# Internal Direct Product Theorem/General Result/Proof 2

## Theorem

Let $G$ be a group whose identity is $e$.

Let $\sequence {H_k}_{1 \mathop \le k \mathop \le n}$ be a sequence of subgroups of $G$.
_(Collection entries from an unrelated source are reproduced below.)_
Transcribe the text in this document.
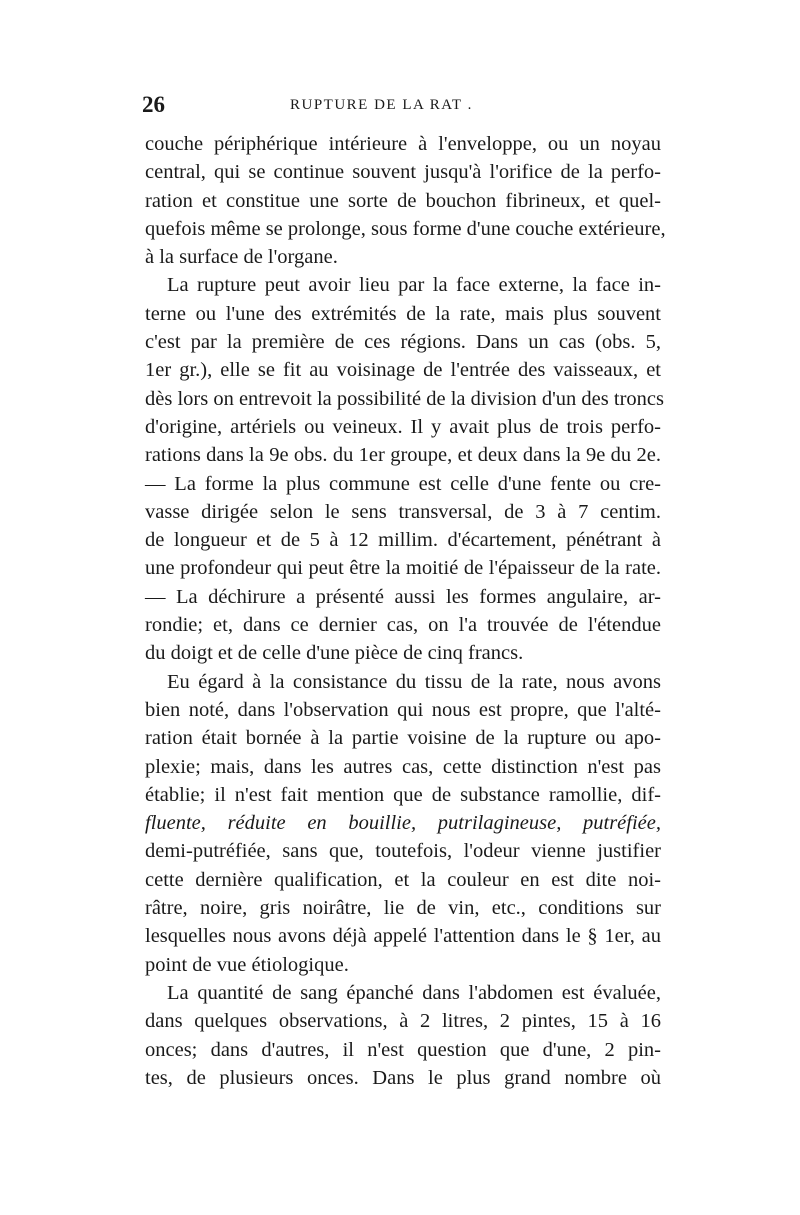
26	RUPTURE DE LA RAT .
couche périphérique intérieure à l'enveloppe, ou un noyau
central, qui se continue souvent jusqu'à l'orifice de la perfo-
ration et constitue une sorte de bouchon fibrineux, et quel-
quefois même se prolonge, sous forme d'une couche extérieure,
à la surface de l'organe.
La rupture peut avoir lieu par la face externe, la face in-
terne ou l'une des extrémités de la rate, mais plus souvent
c'est par la première de ces régions. Dans un cas (obs. 5,
1er gr.), elle se fit au voisinage de l'entrée des vaisseaux, et
dès lors on entrevoit la possibilité de la division d'un des troncs
d'origine, artériels ou veineux. Il y avait plus de trois perfo-
rations dans la 9e obs. du 1er groupe, et deux dans la 9e du 2e.
— La forme la plus commune est celle d'une fente ou cre-
vasse dirigée selon le sens transversal, de 3 à 7 centim.
de longueur et de 5 à 12 millim. d'écartement, pénétrant à
une profondeur qui peut être la moitié de l'épaisseur de la rate.
— La déchirure a présenté aussi les formes angulaire, ar-
rondie; et, dans ce dernier cas, on l'a trouvée de l'étendue
du doigt et de celle d'une pièce de cinq francs.
Eu égard à la consistance du tissu de la rate, nous avons
bien noté, dans l'observation qui nous est propre, que l'alté-
ration était bornée à la partie voisine de la rupture ou apo-
plexie; mais, dans les autres cas, cette distinction n'est pas
établie; il n'est fait mention que de substance ramollie, dif-
fluente, réduite en bouillie, putrilagineuse, putréfiée,
demi-putréfiée, sans que, toutefois, l'odeur vienne justifier
cette dernière qualification, et la couleur en est dite noi-
râtre, noire, gris noirâtre, lie de vin, etc., conditions sur
lesquelles nous avons déjà appelé l'attention dans le § 1er, au
point de vue étiologique.
La quantité de sang épanché dans l'abdomen est évaluée,
dans quelques observations, à 2 litres, 2 pintes, 15 à 16
onces; dans d'autres, il n'est question que d'une, 2 pin-
tes, de plusieurs onces. Dans le plus grand nombre où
Then $G$ is the internal group direct product of $\sequence {H_k}_{1 \mathop \le k \mathop \le n}$ if and only if:

$(1): \quad G = H_1 H_2 \cdots H_n$
$(2): \quad \sequence {H_k}_{1 \mathop \le k \mathop \le n}$ is a sequence of independent subgroups
$(3): \quad \forall k \in \set {1, 2, \ldots, n}: H_k \lhd G$

where $H_k \lhd G$ denotes that $H_k$ is a normal subgroup of $G$.

## Proof

It is to be shown that:

$(1): \quad$ Each $H_1, H_2, \ldots, H_n$ is a normal subgroup of $G$
$(2): \quad$ Each element $g$ of $G$ can be expressed uniquely in the form:
$g = h_1 \circ h_2 \circ \cdots \circ h_n$
where $h_i \in H_i$ for all $i \in \set {1, 2, \ldots, n}$.
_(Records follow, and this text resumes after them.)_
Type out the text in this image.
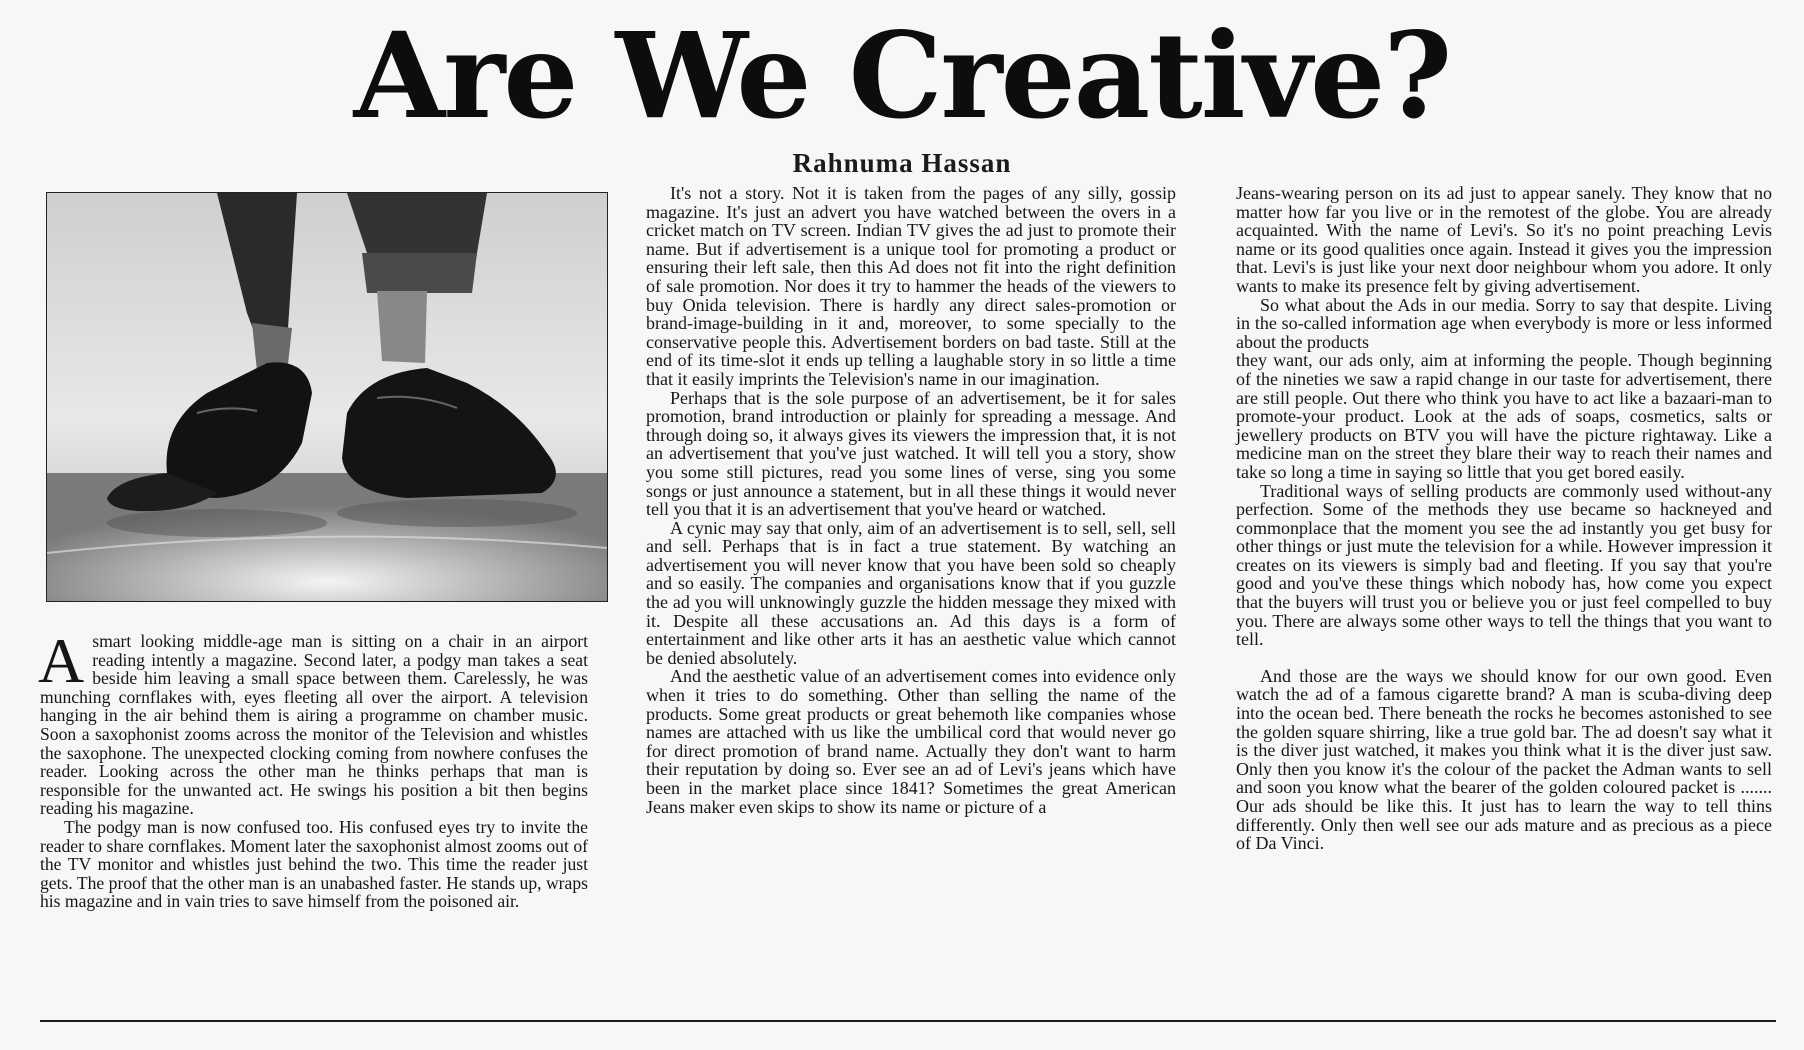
Are We Creative?
Rahnuma Hassan

Asmart looking middle-age man is sitting on a chair in an airport reading intently a magazine. Second later, a podgy man takes a seat beside him leaving a small space between them. Carelessly, he was munching cornflakes with, eyes fleeting all over the airport. A television hanging in the air behind them is airing a programme on chamber music. Soon a saxophonist zooms across the monitor of the Television and whistles the saxophone. The unexpected clocking coming from nowhere confuses the reader. Looking across the other man he thinks perhaps that man is responsible for the unwanted act. He swings his position a bit then begins reading his magazine.

The podgy man is now confused too. His confused eyes try to invite the reader to share cornflakes. Moment later the saxophonist almost zooms out of the TV monitor and whistles just behind the two. This time the reader just gets. The proof that the other man is an unabashed faster. He stands up, wraps his magazine and in vain tries to save himself from the poisoned air.

It's not a story. Not it is taken from the pages of any silly, gossip magazine. It's just an advert you have watched between the overs in a cricket match on TV screen. Indian TV gives the ad just to promote their name. But if advertisement is a unique tool for promoting a product or ensuring their left sale, then this Ad does not fit into the right definition of sale promotion. Nor does it try to hammer the heads of the viewers to buy Onida television. There is hardly any direct sales-promotion or brand-image-building in it and, moreover, to some specially to the conservative people this. Advertisement borders on bad taste. Still at the end of its time-slot it ends up telling a laughable story in so little a time that it easily imprints the Television's name in our imagination.

Perhaps that is the sole purpose of an advertisement, be it for sales promotion, brand introduction or plainly for spreading a message. And through doing so, it always gives its viewers the impression that, it is not an advertisement that you've just watched. It will tell you a story, show you some still pictures, read you some lines of verse, sing you some songs or just announce a statement, but in all these things it would never tell you that it is an advertisement that you've heard or watched.

A cynic may say that only, aim of an advertisement is to sell, sell, sell and sell. Perhaps that is in fact a true statement. By watching an advertisement you will never know that you have been sold so cheaply and so easily. The companies and organisations know that if you guzzle the ad you will unknowingly guzzle the hidden message they mixed with it. Despite all these accusations an. Ad this days is a form of entertainment and like other arts it has an aesthetic value which cannot be denied absolutely.

And the aesthetic value of an advertisement comes into evidence only when it tries to do something. Other than selling the name of the products. Some great products or great behemoth like companies whose names are attached with us like the umbilical cord that would never go for direct promotion of brand name. Actually they don't want to harm their reputation by doing so. Ever see an ad of Levi's jeans which have been in the market place since 1841? Sometimes the great American Jeans maker even skips to show its name or picture of a

Jeans-wearing person on its ad just to appear sanely. They know that no matter how far you live or in the remotest of the globe. You are already acquainted. With the name of Levi's. So it's no point preaching Levis name or its good qualities once again. Instead it gives you the impression that. Levi's is just like your next door neighbour whom you adore. It only wants to make its presence felt by giving advertisement.

So what about the Ads in our media. Sorry to say that despite. Living in the so-called information age when everybody is more or less informed about the products

they want, our ads only, aim at informing the people. Though beginning of the nineties we saw a rapid change in our taste for advertisement, there are still people. Out there who think you have to act like a bazaari-man to promote-your product. Look at the ads of soaps, cosmetics, salts or jewellery products on BTV you will have the picture rightaway. Like a medicine man on the street they blare their way to reach their names and take so long a time in saying so little that you get bored easily.

Traditional ways of selling products are commonly used without-any perfection. Some of the methods they use became so hackneyed and commonplace that the moment you see the ad instantly you get busy for other things or just mute the television for a while. However impression it creates on its viewers is simply bad and fleeting. If you say that you're good and you've these things which nobody has, how come you expect that the buyers will trust you or believe you or just feel compelled to buy you. There are always some other ways to tell the things that you want to tell.

And those are the ways we should know for our own good. Even watch the ad of a famous cigarette brand? A man is scuba-diving deep into the ocean bed. There beneath the rocks he becomes astonished to see the golden square shirring, like a true gold bar. The ad doesn't say what it is the diver just watched, it makes you think what it is the diver just saw. Only then you know it's the colour of the packet the Adman wants to sell and soon you know what the bearer of the golden coloured packet is ....... Our ads should be like this. It just has to learn the way to tell thins differently. Only then well see our ads mature and as precious as a piece of Da Vinci.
Condition $(3)$ already gives that $H_i$ is normal for all $i \in \set {1, 2, \ldots, n}$.

Condition $(1)$ gives us that each element $g$ of $G$ can be expressed in the form:

$g = h_1 h_2 \dotsm h_n$ with $h_i \in H_i$ for all $i \in \set {1, 2, \ldots, n}$.

It is now shown that this expression is unique.

Suppose that:

$g = h_1 h_2 \dotsm h_n = k_1 k_2 \dotsm k_n$

where $h_i, k_i \in H_i$ for all $i \in \set {1, 2, \ldots, n}$ and $h_j \ne k_j$ for at least one $j$.

Let $j$ be the largest integer such that $h_j \ne k_j$, so that $h_i = k_i$ for $i > j$.

Cancelling $h_i$ for $i > j$ gives:

$h_i h_2 \dotsm h_j = k_1 k_2 \dotsm k_j$

and so:

$h_j {k_j}^{-1} = \paren {h_1 h_2 \dotsm h_{j - 1} }^{-1} \paren {k_1 k_2 \dotsm k_{j - 1} } \in \paren {H_1 H_2 \dotsm H_{j - 1} } \cap G_j$

But by condition $(2)$:

$\paren {H_1 H_2 \dotsm H_{j - 1} } \cap G_j = \set e$

by definition of independent subgroups.

Thus $h_j = k_j$, which contradicts our assertion that $h_j \ne k_j$.

Hence the decomposition is unique.

$\blacksquare$